Two kinds of judging
Two kinds of judging
Have you ever been confused concerning the question of a Christian's right or obligation to judge, or to refrain from judging? Have you ever felt ill at ease when you either heard a believer judging someone or when it was obviously needed, refraining from doing so? I certainly have, and because of personal experience and listening to scores of saints, an article addressing the issue seemed in order.
Too often Christians fall into one of two traps relating to the issue of judging:Don't judge anything or anyone
On one hand is the saint who fights under the banner of ''judge not lest you be judged''. This person does quite well at not condemning and not passing verdict on either fellow Christians or on the unredeemed. This aspect is positive. However, when spiritual discernment is required, or an evaluation is demanded, or a stand for or against something is called for, the ''non-judging'' saint is usually unable to come through and take sides lest such a stand judge the opposition. Such a person is left defenseless and has no ability to rebuff any person, teaching, or practice which might in fact be contradictory to the New Testament. Thus the ''non-judging'' Christian is left in seriously defective position when it comes to the necessity of discriminating between right and wrong.Judge everything and everyone
The second type is the Christian who errs in the opposite aspect.
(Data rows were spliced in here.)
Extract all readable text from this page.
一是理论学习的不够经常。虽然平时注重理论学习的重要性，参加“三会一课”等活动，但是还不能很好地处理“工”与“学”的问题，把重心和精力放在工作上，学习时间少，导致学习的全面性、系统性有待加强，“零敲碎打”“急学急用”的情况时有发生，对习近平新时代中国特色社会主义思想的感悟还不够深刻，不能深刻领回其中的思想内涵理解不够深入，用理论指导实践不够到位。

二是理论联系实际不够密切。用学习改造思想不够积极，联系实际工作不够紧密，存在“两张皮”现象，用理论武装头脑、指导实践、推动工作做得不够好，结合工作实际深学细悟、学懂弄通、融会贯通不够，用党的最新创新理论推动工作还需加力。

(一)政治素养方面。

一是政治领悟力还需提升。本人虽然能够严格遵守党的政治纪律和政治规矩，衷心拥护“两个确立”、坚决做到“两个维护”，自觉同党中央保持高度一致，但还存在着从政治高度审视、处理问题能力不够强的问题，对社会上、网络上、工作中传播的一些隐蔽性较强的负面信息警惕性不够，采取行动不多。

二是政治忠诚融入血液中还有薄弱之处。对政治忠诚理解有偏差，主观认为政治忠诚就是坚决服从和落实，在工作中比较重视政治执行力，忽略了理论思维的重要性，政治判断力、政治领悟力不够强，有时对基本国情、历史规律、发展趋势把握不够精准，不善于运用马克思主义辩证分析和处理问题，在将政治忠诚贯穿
This individual is convinced that he or she is called to be judge, prosecuting attorney, jailer and executioner. Such a person totally ignores or explains away the biblical injunctions concerning not judging. This type of Christian specializes in beam and mote extractions (always in someone else's eyes!) and thinks himself competent to perform all manner of spiritual surgery. Blanket condemnations await those who fail to meet the high standards of his or her assessments. And as if God needed some of His court caseload reduced, this person has already helped Him out by committing to eternal judgment vast multitudes of individuals.
A two-part solution
What then is the solution to the problem? If in fact the matter is a paradox, and not a contradiction, where is the resolve to be found? There are two major parts of the solution. The first is in understanding the various words used in the Bible to describe judgment, judging, etc. A quick look through a concordance, especially one that cross-references to Greek and Hebrew words, will show that in fact many of these words mean ''appraise,'' ''discern,'' ''evaluate,'' and ''discriminate.'' Many modern translations are helpful because they render these words as such, instead of lumping them all together, as the King James Version does, and using the term ''judge/judgment'' for all of them. If you have a question of this nature, check the word's meaning in a Bible dictionary or other help. This will help to clear up possibly two-thirds of the problems relating to the issue. The second part of the solution is to correctly understand what kind of judgment Christians are supposed to render. The answer to this is in comparison with the judgments of God. God judges in the temporal arena, and the eternal. In this life God will judge a person's actions, but always (except when the person has irrevocably rejected Him) holds out the chance for turning back and repenting. Only on the Last Day, at the great white throne judgment will God pronounce eternal judgment on a person, forever determining his or her destinies. From this judgment, there is no appeal or second chance. The Christian, on the other hand, is never given the right or the responsibility of eternally judging anyone (unless they have clearly rejected Christ permanently). Christians cannot correctly weigh action, motives, opportunities, nor know all things about any individual: God alone is capable to do so. However, Christians are to make decisions (appraisals, discernments, and even take corrective actions). But even judging in this aspect is intended to be remedial, and leaves the door open to the person for repentance and reconciliation. Any judging on the part of a Christian which does not, is a false aspect of Christian judgment. We are called upon to ''judge righteous judgment'' (John 7:24) and failure to do so is to be negligent in a crucial aspect of our Christian calling.